Chi volesse trattenersi di più nella preghiera a ritmo può dire tutte le sopraddette orazioni o parte di esse osservando lo stesso ordine del respiro a ritmo, come si è dichiarato[10].

 

 

 

Inizio

 

 

 

 

 

 

 



[1] La seconda parte, attraverso l’uso del plurale, dilata la comprensione (universale) del corpo creato dalla persona singola (l’uomo) alla collettività (l’umanità).

[2] Negli esercizi della prima settimana la persona vede-sente la realtà del peccato nel proprio corpo, prende coscienza in modo sensibile di come il peccato la trasforma interamente dentro e fuori.

[3] Cristo nostro Signore, re eterno, è il Cristo totale «come un sole» (cf. Ignazio di Loyola, Autobiografia, n. 99). Da qui in avanti la persona è invitata a dilatare la sua visione-comprensione della realtà sulla misura, alla luce, di quella del Risorto.

[4] Da questo momento in poi gli Esercizi diventano per la persona una progressiva incorporazione nel Corpo di Cristo. Attraverso la contemplazione e l’applicazione dei sensi la persona “diventa” Corpo di Cristo, unendo il suo corpo al Corpo di Cristo. Attraverso gli esercizi spirituali, cioè, attraverso la relazione con le persone contemplate, la persona riceve (lascia vivere in sé) progressivamente lo Spirito Santo che trasforma la sua sensibilità. È l’incarnazione che si ripete.

[5] L’applicazione dei sensi tende alla conoscenza interna della persona, cioè, all’unione totale con Cristo e Maria.

[6] La visione de La Storta (cf. Autobiografia, n. 96) è la realizzazione di questa grazia per Ignazio e tutta la Compagnia di Gesù. Essere messo con Gesù, essere suo compagno, significa essere unito al Suo Corpo come singola persona e insieme con gli altri compagni. Il Verbo “sposa” la Compagnia-Chiesa.

[7] Gesù e Maria sono due corpi in un solo corpo di luce.

[8] La contemplazione riassume l’intero percorso degli Esercizi: la persona singola, diventata Cristo, fa esperienza di comunione reciproca con Dio Amore che vede in tutte le cose e in se stessa. La contemplazione prepara la singola persona alla prospettiva ulteriore del Corpo di Cristo totale che nasce dalla comunione reciproca “tra due o più”. Cf. visioni di Manresa, de La Storta e di Roma per le espressioni “dall’alto” e “come dal sole discendono i raggi”.
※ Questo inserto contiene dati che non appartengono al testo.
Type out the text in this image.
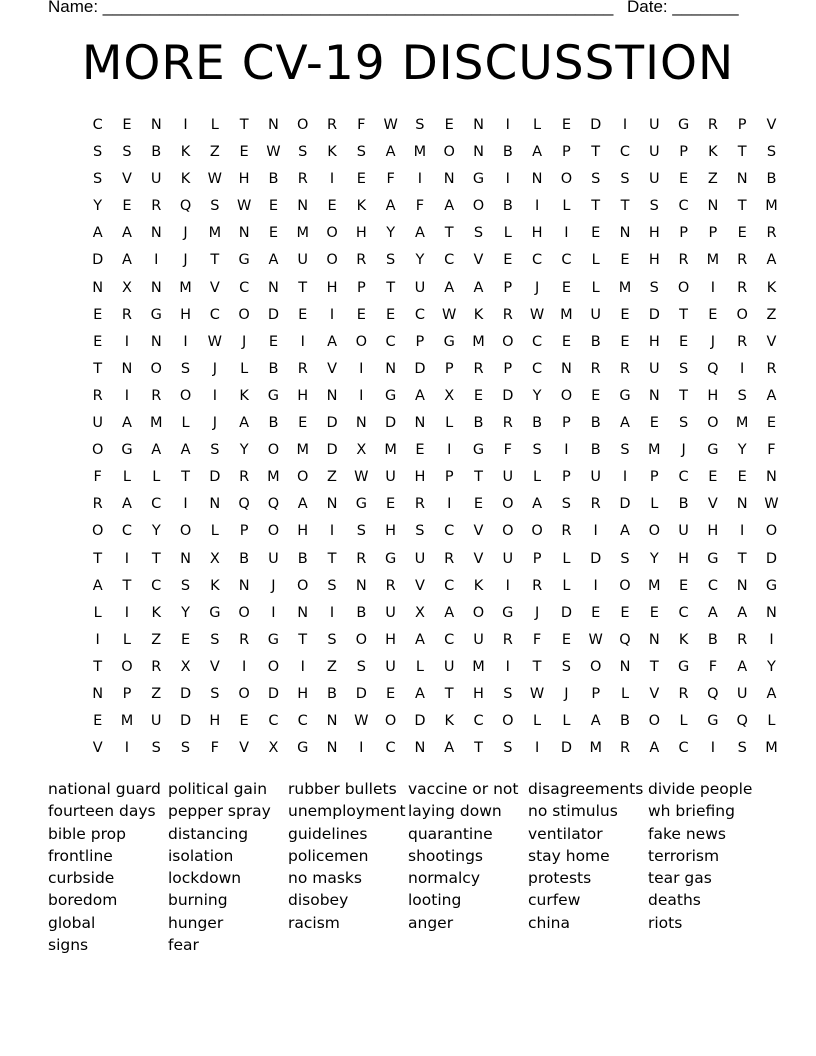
Name: ______________________________________________________ Date: _______
MORE CV-19 DISCUSSTION
C	E	N	I	L	T	N	O	R	F	W	S	E	N	I	L	E	D	I	U	G	R	P	V
S	S	B	K	Z	E	W	S	K	S	A	M	O	N	B	A	P	T	C	U	P	K	T	S
S	V	U	K	W	H	B	R	I	E	F	I	N	G	I	N	O	S	S	U	E	Z	N	B
Y	E	R	Q	S	W	E	N	E	K	A	F	A	O	B	I	L	T	T	S	C	N	T	M
A	A	N	J	M	N	E	M	O	H	Y	A	T	S	L	H	I	E	N	H	P	P	E	R
D	A	I	J	T	G	A	U	O	R	S	Y	C	V	E	C	C	L	E	H	R	M	R	A
N	X	N	M	V	C	N	T	H	P	T	U	A	A	P	J	E	L	M	S	O	I	R	K
E	R	G	H	C	O	D	E	I	E	E	C	W	K	R	W	M	U	E	D	T	E	O	Z
E	I	N	I	W	J	E	I	A	O	C	P	G	M	O	C	E	B	E	H	E	J	R	V
T	N	O	S	J	L	B	R	V	I	N	D	P	R	P	C	N	R	R	U	S	Q	I	R
R	I	R	O	I	K	G	H	N	I	G	A	X	E	D	Y	O	E	G	N	T	H	S	A
U	A	M	L	J	A	B	E	D	N	D	N	L	B	R	B	P	B	A	E	S	O	M	E
O	G	A	A	S	Y	O	M	D	X	M	E	I	G	F	S	I	B	S	M	J	G	Y	F
F	L	L	T	D	R	M	O	Z	W	U	H	P	T	U	L	P	U	I	P	C	E	E	N
R	A	C	I	N	Q	Q	A	N	G	E	R	I	E	O	A	S	R	D	L	B	V	N	W
O	C	Y	O	L	P	O	H	I	S	H	S	C	V	O	O	R	I	A	O	U	H	I	O
T	I	T	N	X	B	U	B	T	R	G	U	R	V	U	P	L	D	S	Y	H	G	T	D
A	T	C	S	K	N	J	O	S	N	R	V	C	K	I	R	L	I	O	M	E	C	N	G
L	I	K	Y	G	O	I	N	I	B	U	X	A	O	G	J	D	E	E	E	C	A	A	N
I	L	Z	E	S	R	G	T	S	O	H	A	C	U	R	F	E	W	Q	N	K	B	R	I
T	O	R	X	V	I	O	I	Z	S	U	L	U	M	I	T	S	O	N	T	G	F	A	Y
N	P	Z	D	S	O	D	H	B	D	E	A	T	H	S	W	J	P	L	V	R	Q	U	A
E	M	U	D	H	E	C	C	N	W	O	D	K	C	O	L	L	A	B	O	L	G	Q	L
V	I	S	S	F	V	X	G	N	I	C	N	A	T	S	I	D	M	R	A	C	I	S	M
national guard
fourteen days
bible prop
frontline
curbside
boredom
global
signs
political gain
pepper spray
distancing
isolation
lockdown
burning
hunger
fear
rubber bullets
unemployment
guidelines
policemen
no masks
disobey
racism
vaccine or not
laying down
quarantine
shootings
normalcy
looting
anger
disagreements
no stimulus
ventilator
stay home
protests
curfew
china
divide people
wh briefing
fake news
terrorism
tear gas
deaths
riots
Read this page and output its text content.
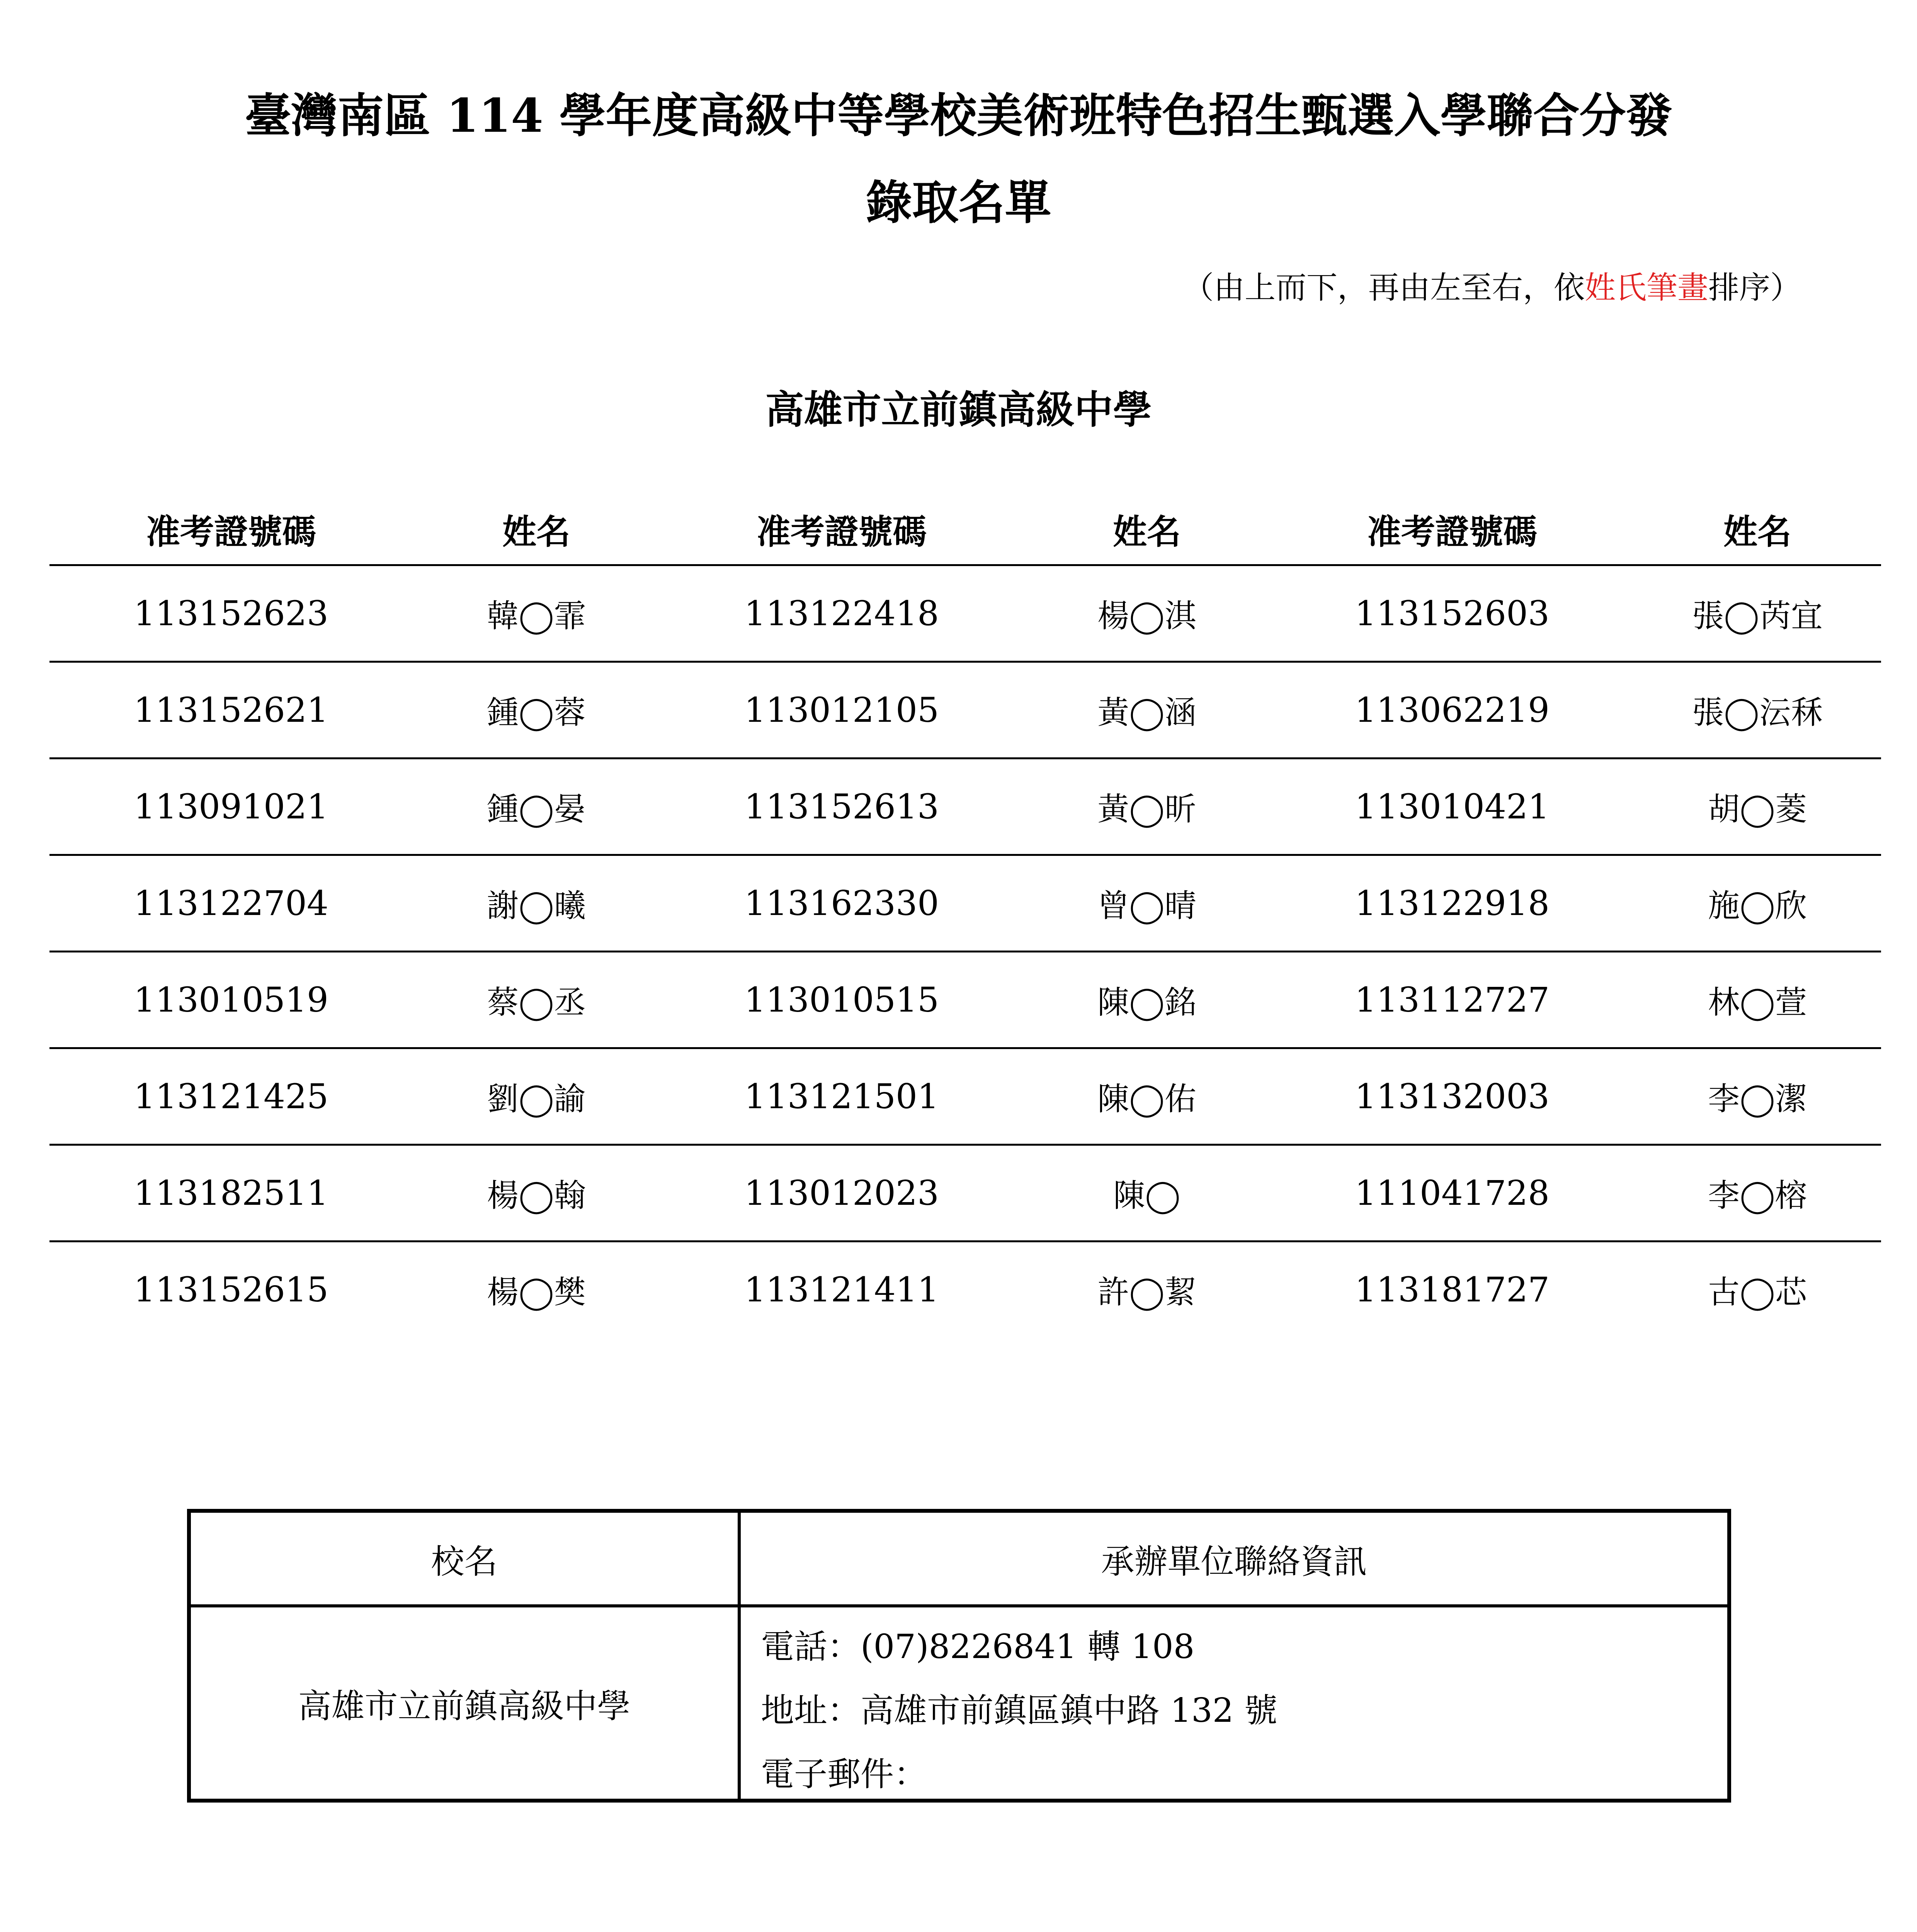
臺灣南區 114 學年度高級中等學校美術班特色招生甄選入學聯合分發
錄取名單
（由上而下，再由左至右，依姓氏筆畫排序）
高雄市立前鎮高級中學
准考證號碼	姓名	准考證號碼	姓名	准考證號碼	姓名
113152623	韓◯霏	113122418	楊◯淇	113152603	張◯芮宜
113152621	鍾◯蓉	113012105	黃◯涵	113062219	張◯沄秝
113091021	鍾◯晏	113152613	黃◯昕	113010421	胡◯菱
113122704	謝◯曦	113162330	曾◯晴	113122918	施◯欣
113010519	蔡◯丞	113010515	陳◯銘	113112727	林◯萱
113121425	劉◯諭	113121501	陳◯佑	113132003	李◯潔
113182511	楊◯翰	113012023	陳◯	111041728	李◯榕
113152615	楊◯樊	113121411	許◯絜	113181727	古◯芯
校名	承辦單位聯絡資訊
高雄市立前鎮高級中學
電話：(07)8226841 轉 108
地址：高雄市前鎮區鎮中路 132 號
電子郵件：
[9] Il primo modo di pregare, dopo i comandamenti, i vizi capitali e le facoltà dell’anima, fa pregare sui cinque sensi del corpo, per continuare a vivere come “tempio” dello Spirito Santo, dell’Amore.

[10] Il secondo e il terzo modo di pregare coinvolgono altre dimensioni fondamentali della persona: la spazio, la parola, la comunicazione, il dialogo, la relazionalità, la reciprocità, il tempo, il movimento, la storicità ecc. Il respiro mi fa ricordare questa frase di Chiara sulla “carezza dello Spirito”: «L’anima, quando tutto il giorno volentieri ha perso il Dio in sé per trasferirsi nel Dio nel fratello (ché l’uno è uguale all’altro, come due fiori di quel giardino sono opera dell’identico fattore) ed avrà fatto ciò per amore di Gesù crocefisso e abbandonato che lascia Dio per Dio (e proprio Dio in sé per il Dio presente o nascituro nel fratello...), ritornata su se stessa o meglio sul Dio in sé (perché sola nella preghiera o nella meditazione), ritroverà la carezza dello Spirito che – perché Amore – è Amore per davvero, dato che Dio non può venir meno alla sua parola e dà a chi ha dato: dà amore a chi ha amato» (Guardare tutti i fiori, in La dottrina spirituale, Città Nuova, Roma 2006, p. 75; puoi leggere tutto il testo in Esercizi spirituali collettivi).